Spinal fusions: why, when, how and who pays

3 minute read


It’s a case of when in doubt, leave it out – but deciding against the procedure for sufferers of chronic back pain is also fraught.


The number of spinal fusions performed in Australia has skyrocketed over the past few decades, with the number of privately funded procedures far outstripping those done in the public system.

Spinal fusions, which help stabilise the spine by surgically joining two or more vertebrae together, can be used following traumatic injury, or to help correct scoliosis in children. But the most common use for spinal fusions is in degenerative conditions of the spine.  

This episode of The Rheumatology Republic in Conversation podcast explores when this procedure should be considered, and why we are seeing such a large increase in the number of these procedures being performed.

Dr Ashish Diwan, director of the Spine Service at St George Hospital in New South Wales, says there are several considerations to be weighed before undertaking a spinal fusion, including the duration, intensity and frequency of back pain; whether other treatment options have been tried; and what the patient wants.
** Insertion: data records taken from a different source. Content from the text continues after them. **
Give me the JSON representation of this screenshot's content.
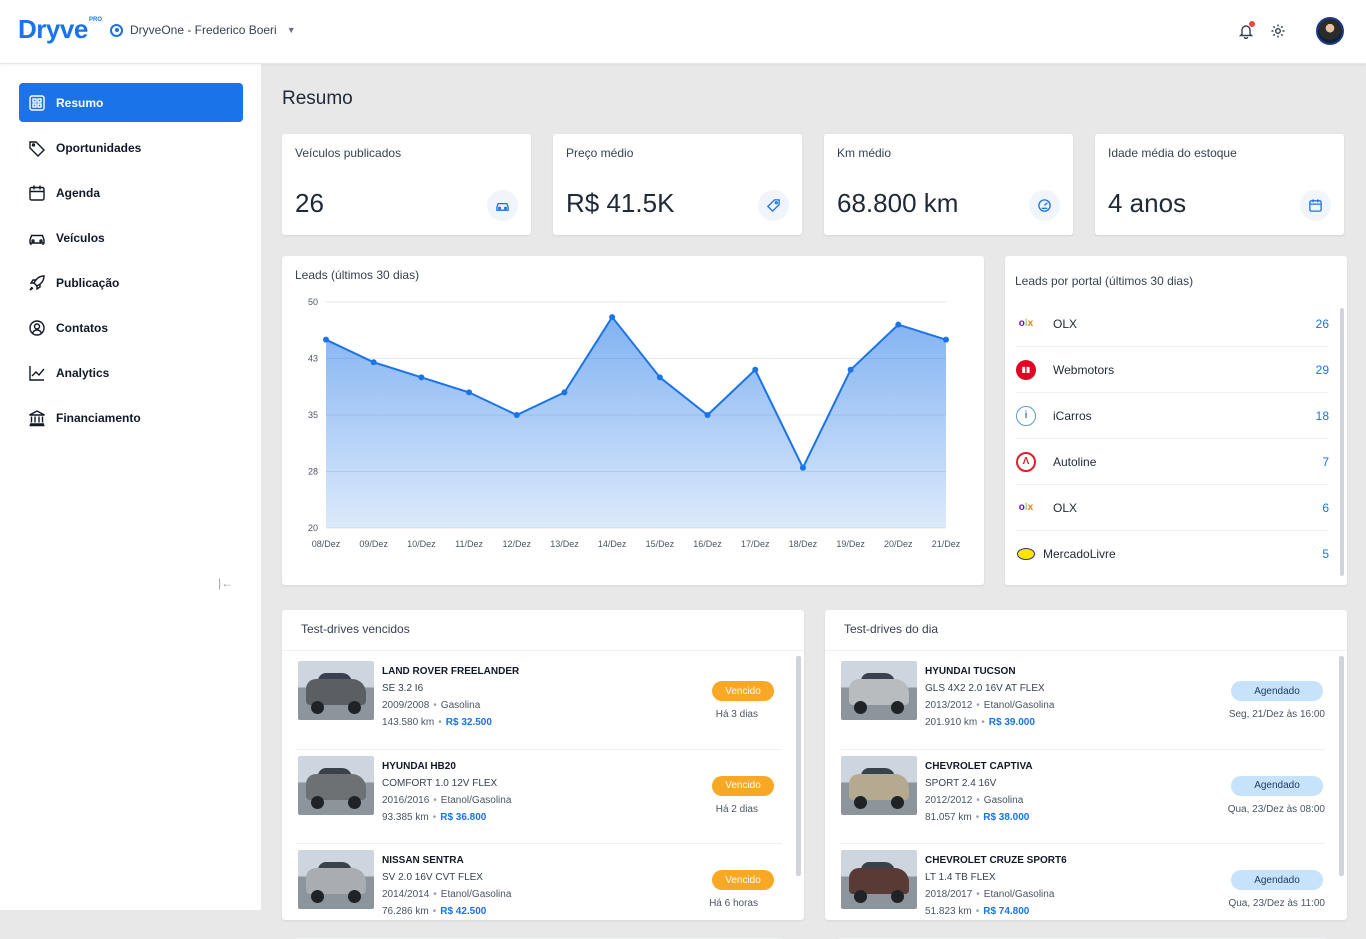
{
  "header": {
    "logo": "Dryve",
    "logo_badge": "PRO",
    "account": "DryveOne - Frederico Boeri"
  },
  "sidebar": {
    "items": [
      {
        "label": "Resumo",
        "icon": "dashboard-icon"
      },
      {
        "label": "Oportunidades",
        "icon": "tag-icon"
      },
      {
        "label": "Agenda",
        "icon": "calendar-icon"
      },
      {
        "label": "Veículos",
        "icon": "car-icon"
      },
      {
        "label": "Publicação",
        "icon": "rocket-icon"
      },
      {
        "label": "Contatos",
        "icon": "user-circle-icon"
      },
      {
        "label": "Analytics",
        "icon": "trend-icon"
      },
      {
        "label": "Financiamento",
        "icon": "bank-icon"
      }
    ]
  },
  "page": {
    "title": "Resumo"
  },
  "stats": [
    {
      "label": "Veículos publicados",
      "value": "26",
      "icon": "car-icon"
    },
    {
      "label": "Preço médio",
      "value": "R$ 41.5K",
      "icon": "price-tag-icon"
    },
    {
      "label": "Km médio",
      "value": "68.800 km",
      "icon": "speedometer-icon"
    },
    {
      "label": "Idade média do estoque",
      "value": "4 anos",
      "icon": "calendar-icon"
    }
  ],
  "leads_chart": {
    "title": "Leads (últimos 30 dias)"
  },
  "chart_data": {
    "type": "area",
    "title": "Leads (últimos 30 dias)",
    "categories": [
      "08/Dez",
      "09/Dez",
      "10/Dez",
      "11/Dez",
      "12/Dez",
      "13/Dez",
      "14/Dez",
      "15/Dez",
      "16/Dez",
      "17/Dez",
      "18/Dez",
      "19/Dez",
      "20/Dez",
      "21/Dez"
    ],
    "values": [
      45,
      42,
      40,
      38,
      35,
      38,
      48,
      40,
      35,
      41,
      28,
      41,
      47,
      45
    ],
    "yticks": [
      "50",
      "43",
      "35",
      "28",
      "20"
    ],
    "ylim": [
      20,
      50
    ],
    "grid": true,
    "color": "#1a73e8"
  },
  "portals": {
    "title": "Leads por portal (últimos 30 dias)",
    "items": [
      {
        "name": "OLX",
        "count": "26",
        "logo": "olx"
      },
      {
        "name": "Webmotors",
        "count": "29",
        "logo": "webmotors"
      },
      {
        "name": "iCarros",
        "count": "18",
        "logo": "icarros"
      },
      {
        "name": "Autoline",
        "count": "7",
        "logo": "autoline"
      },
      {
        "name": "OLX",
        "count": "6",
        "logo": "olx"
      },
      {
        "name": "MercadoLivre",
        "count": "5",
        "logo": "mercadolivre"
      }
    ]
  },
  "overdue": {
    "title": "Test-drives vencidos",
    "items": [
      {
        "name": "LAND ROVER FREELANDER",
        "version": "SE 3.2 I6",
        "year": "2009/2008",
        "fuel": "Gasolina",
        "km": "143.580 km",
        "price": "R$ 32.500",
        "status": "Vencido",
        "when": "Há 3 dias",
        "car_color": "#5b5f63"
      },
      {
        "name": "HYUNDAI HB20",
        "version": "COMFORT 1.0 12V FLEX",
        "year": "2016/2016",
        "fuel": "Etanol/Gasolina",
        "km": "93.385 km",
        "price": "R$ 36.800",
        "status": "Vencido",
        "when": "Há 2 dias",
        "car_color": "#6e7174"
      },
      {
        "name": "NISSAN SENTRA",
        "version": "SV 2.0 16V CVT FLEX",
        "year": "2014/2014",
        "fuel": "Etanol/Gasolina",
        "km": "76.286 km",
        "price": "R$ 42.500",
        "status": "Vencido",
        "when": "Há 6 horas",
        "car_color": "#a9adb1"
      }
    ]
  },
  "today": {
    "title": "Test-drives do dia",
    "items": [
      {
        "name": "HYUNDAI TUCSON",
        "version": "GLS 4X2 2.0 16V AT FLEX",
        "year": "2013/2012",
        "fuel": "Etanol/Gasolina",
        "km": "201.910 km",
        "price": "R$ 39.000",
        "status": "Agendado",
        "when": "Seg, 21/Dez às 16:00",
        "car_color": "#b9bcbf"
      },
      {
        "name": "CHEVROLET CAPTIVA",
        "version": "SPORT 2.4 16V",
        "year": "2012/2012",
        "fuel": "Gasolina",
        "km": "81.057 km",
        "price": "R$ 38.000",
        "status": "Agendado",
        "when": "Qua, 23/Dez às 08:00",
        "car_color": "#b5a98f"
      },
      {
        "name": "CHEVROLET CRUZE SPORT6",
        "version": "LT 1.4 TB FLEX",
        "year": "2018/2017",
        "fuel": "Etanol/Gasolina",
        "km": "51.823 km",
        "price": "R$ 74.800",
        "status": "Agendado",
        "when": "Qua, 23/Dez às 11:00",
        "car_color": "#5a3a34"
      }
    ]
  }
}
Dr Diwan has sympathy for GPs with patients who are considering undergoing a spinal fusion, which is far from a straightforward decision: “It’s like trying to get married. If you’re in doubt, don’t do it.”

The decision not to do surgery can be equally challenging, according to Dr Diwan.

“There is also an incredible lack of evidence as to what you do for a person who continues to suffer. The alternatives [drugs, spinal cord stimulators or radiofrequency ablations] are not very clear … none of them stack up when you start dealing with people who have pain of a chronic nature.”

There are many reasons for the spike in the number of spinal fusions being performed, according to Professor Ian Harris, an orthopaedic surgeon and researcher from the University of NSW.

“There is an aging of the population, but [now] there are more so called ‘indications’ for spine surgery,” he tells the podcast. “The techniques of doing them have developed in a way that there’s now lots of different ways you can do spine fusions.”

Several reasons also exist for why more privately, rather than publicly, funded procedures are being done. But Professor Harris feels the inclusion of MRI scans on the MBS is glaringly obvious one.

This presents a fine line to walk between using imaging to rule out potential pathologies and jumping at shadows and operating unnecessarily on age-related changes. This reinforces the need for clear discussions with patients about any imaging findings.

“Just having a scan doesn’t hurt anyone. It’s what you do with the results that can harm people.”